Заинтересованный происшедшим здесь — тут, может быть, сказалась и привычка к точности и проверке, — я попросил обоих рассказать мне, как они получили крест. Почему так меня это захватило — не могу и себе точно объяснить. Помню, я просил их: «По возможности точней, все, что припомните… иногда и мелкая подробность вскрывает многое». Будто я веду следствие… ну, может быть, машинально вышло, по привычке.
И вот что рассказала Оля, причем Среднев вносил поправки и пояснения в своем стиле.
XI
Случилось это в конце прошлого октября, или — по новому стилю — в первых числах ноября.
Оба помнили, что весь день лил холодный дождь, «с крупой», — как и на Куликовом поле! — но к вечеру прояснело и захолодало. Тот день оба хорошо помнили: как раз праздновалась 8-я годовщина «Октября», день был «насыщенный». Загодя объявлялось плакатами и громкоговорителем наступление великой даты: «Всем, всем, всем!!!» Совсюду било в глаза настоятельное предложение «показать высший уровень революционного сознания, достойный Великого Октября», всем решительно принять активное участие в массовой манифестации, с плакатами и знаменами, с оркестром и хором, по всему городу, и присутствовать массово на юбилейном собрании в «Доме Октября», где произнесут речи товарищи-ораторы из Москвы. Ради торжества и для подогрева была объявлена выдача — в самый день празднования — всем совработникам, особого, сверх нормы, «гостинца» — пшенной крупы и подсолнечного масла. Горсовет оповещал, что выдача будет производиться из горкооперата, с 7 до 8: «Просят не опаздывать, празднование откроется массовой манифестацией, в 9:30».

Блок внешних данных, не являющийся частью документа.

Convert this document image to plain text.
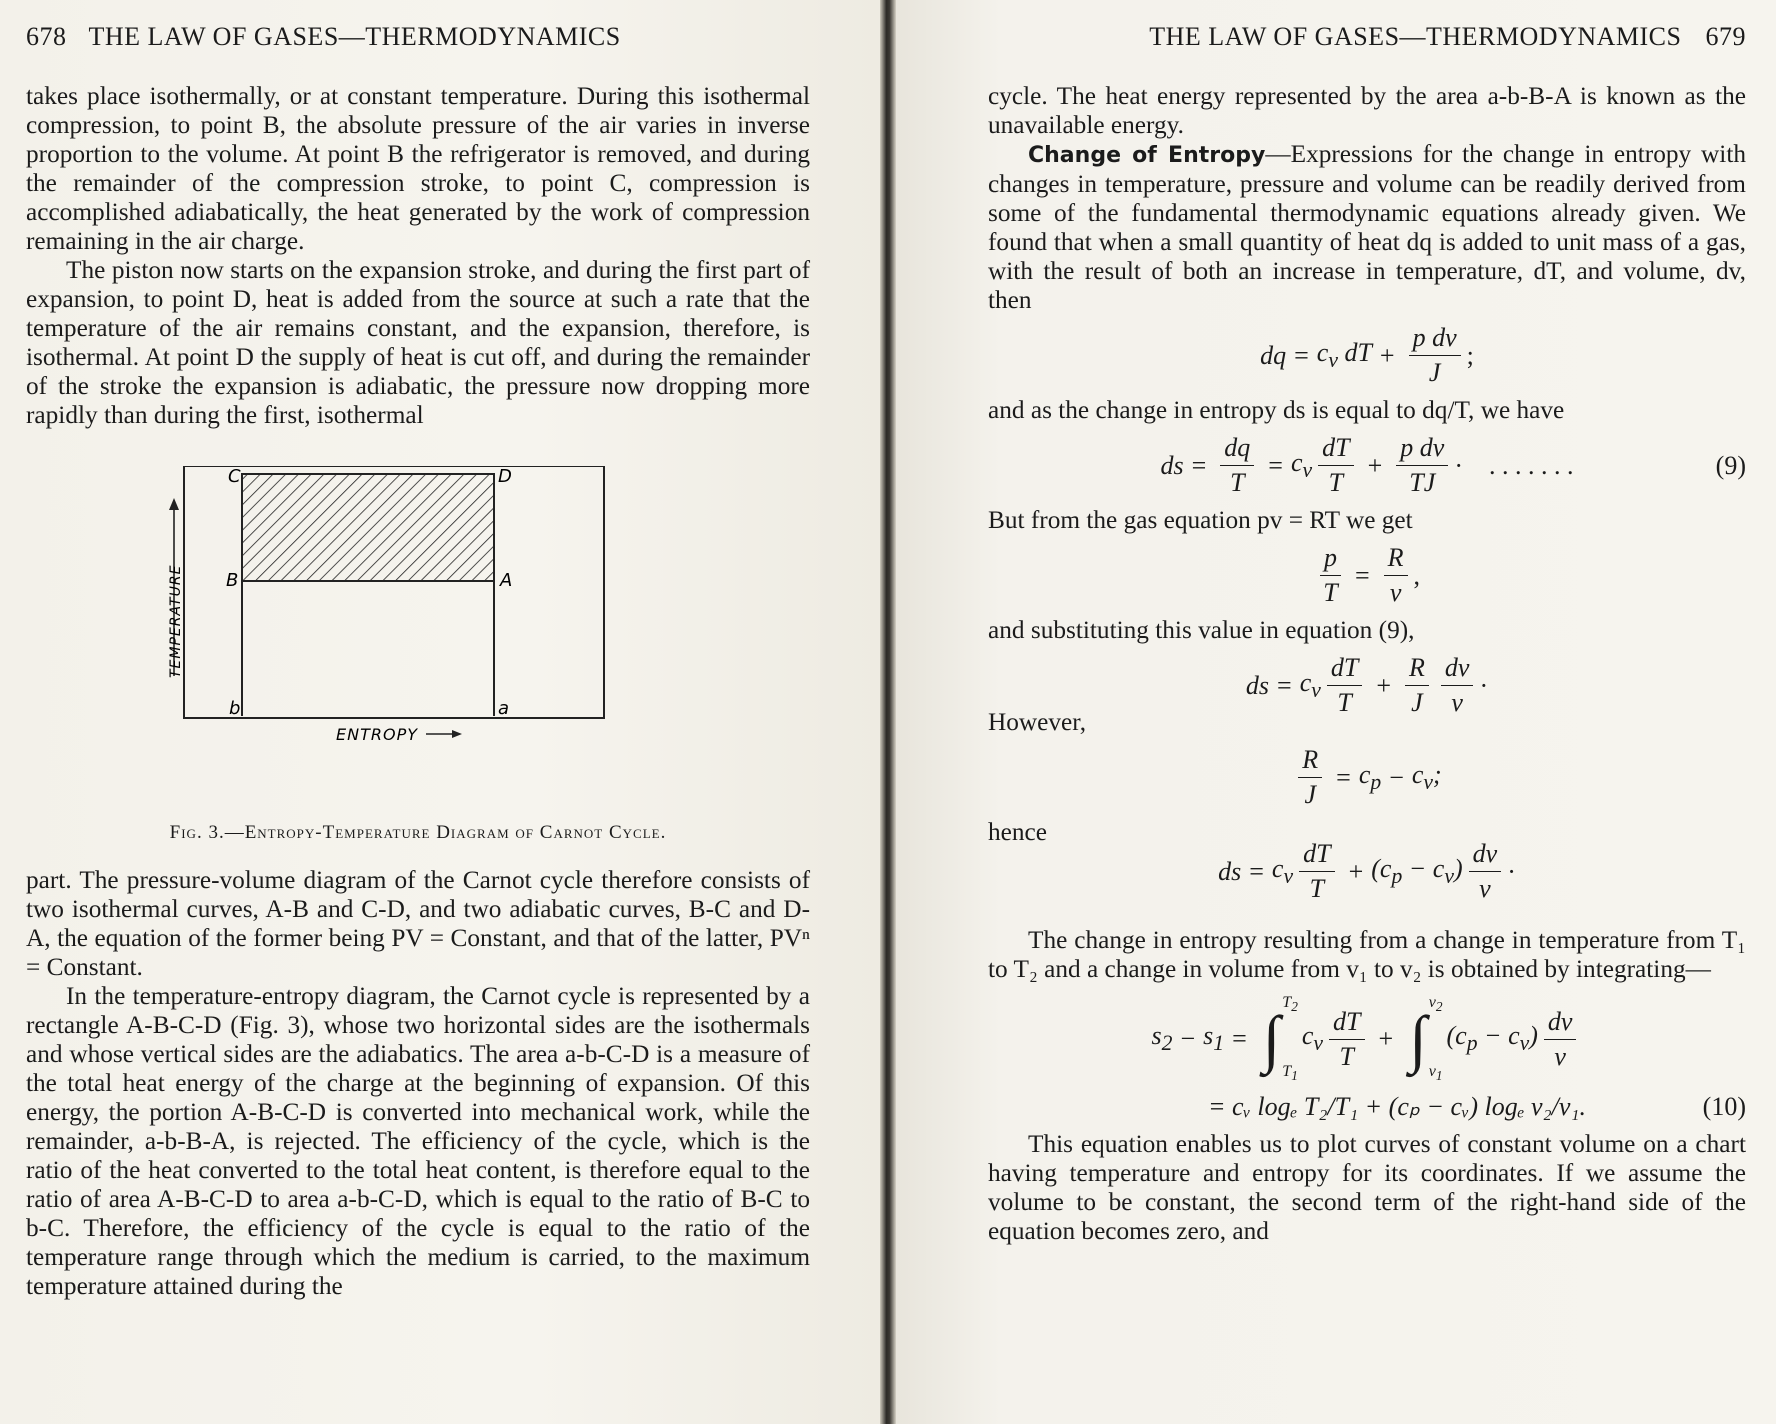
678 THE LAW OF GASES—THERMODYNAMICS

takes place isothermally, or at constant temperature. During this isothermal compression, to point B, the absolute pressure of the air varies in inverse proportion to the volume. At point B the refrigerator is removed, and during the remainder of the compression stroke, to point C, compression is accomplished adiabatically, the heat generated by the work of compression remaining in the air charge.

The piston now starts on the expansion stroke, and during the first part of expansion, to point D, heat is added from the source at such a rate that the temperature of the air remains constant, and the expansion, therefore, is isothermal. At point D the supply of heat is cut off, and during the remainder of the stroke the expansion is adiabatic, the pressure now dropping more rapidly than during the first, isothermal

C	D
B	A
b	a
TEMPERATURE
ENTROPY
Fig. 3.—Entropy-Temperature Diagram of Carnot Cycle.

part. The pressure-volume diagram of the Carnot cycle therefore consists of two isothermal curves, A-B and C-D, and two adiabatic curves, B-C and D-A, the equation of the former being PV = Constant, and that of the latter, PVⁿ = Constant.

In the temperature-entropy diagram, the Carnot cycle is represented by a rectangle A-B-C-D (Fig. 3), whose two horizontal sides are the isothermals and whose vertical sides are the adiabatics. The area a-b-C-D is a measure of the total heat energy of the charge at the beginning of expansion. Of this energy, the portion A-B-C-D is converted into mechanical work, while the remainder, a-b-B-A, is rejected. The efficiency of the cycle, which is the ratio of the heat converted to the total heat content, is therefore equal to the ratio of area A-B-C-D to area a-b-C-D, which is equal to the ratio of B-C to b-C. Therefore, the efficiency of the cycle is equal to the ratio of the temperature range through which the medium is carried, to the maximum temperature attained during the

THE LAW OF GASES—THERMODYNAMICS 679

cycle. The heat energy represented by the area a-b-B-A is known as the unavailable energy.

Change of Entropy—Expressions for the change in entropy with changes in temperature, pressure and volume can be readily derived from some of the fundamental thermodynamic equations already given. We found that when a small quantity of heat dq is added to unit mass of a gas, with the result of both an increase in temperature, dT, and volume, dv, then

dq = $c_v$ dT + $\frac{\text{p dv}}{J}$ ;

and as the change in entropy ds is equal to dq/T, we have

ds = $\frac{dq}{T} = c_v \frac{dT}{T} + \frac{\text{p dv}}{TJ}$ ·    . . . . . . .	(9)

But from the gas equation pv = RT we get

$\frac{p}{T} = \frac{R}{v}$ ,

and substituting this value in equation (9),

ds = $c_v \frac{dT}{T} + \frac{R}{J} \frac{dv}{v}$ ·

However,

$\frac{R}{J} = c_p - c_v$;

hence

ds = $c_v \frac{dT}{T} + (c_p - c_v) \frac{dv}{v}$ ·

The change in entropy resulting from a change in temperature from T₁ to T₂ and a change in volume from v₁ to v₂ is obtained by integrating—

$s_2 - s_1$ = ∫
$T_2$
$T_1$
$c_v \frac{dT}{T}$ + ∫
$v_2$
$v_1$
$(c_p - c_v) \frac{dv}{v}$
= cᵥ logₑ T₂/T₁ + (cₚ − cᵥ) logₑ v₂/v₁.	(10)

This equation enables us to plot curves of constant volume on a chart having temperature and entropy for its coordinates. If we assume the volume to be constant, the second term of the right-hand side of the equation becomes zero, and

Они получили юбилейную выдачу. Оля на манифестации не была — «была в церкви», — но Среднев ходил с толпой по Посаду, «часа два грязь месили под ледяным дождем». Уклониться никак нельзя — бухгалтер! — заметили бы: «Здесь всех знают». В 4 часа оба присутствовали на собрании и слушали ораторов из Москвы.
Вернулись домой, усталые, часов около семи. Закрыли ставни и подперли колом калитку, как обычно, хотя проникнуть во двор было нетрудно, с соседнего пустыря. «Как и выйти со двора, — поправил Среднев, — забор на пустырь полуразвален». Оля поставила варить пшенную похлебку. Слышали оба, как в Лавре пробило семь.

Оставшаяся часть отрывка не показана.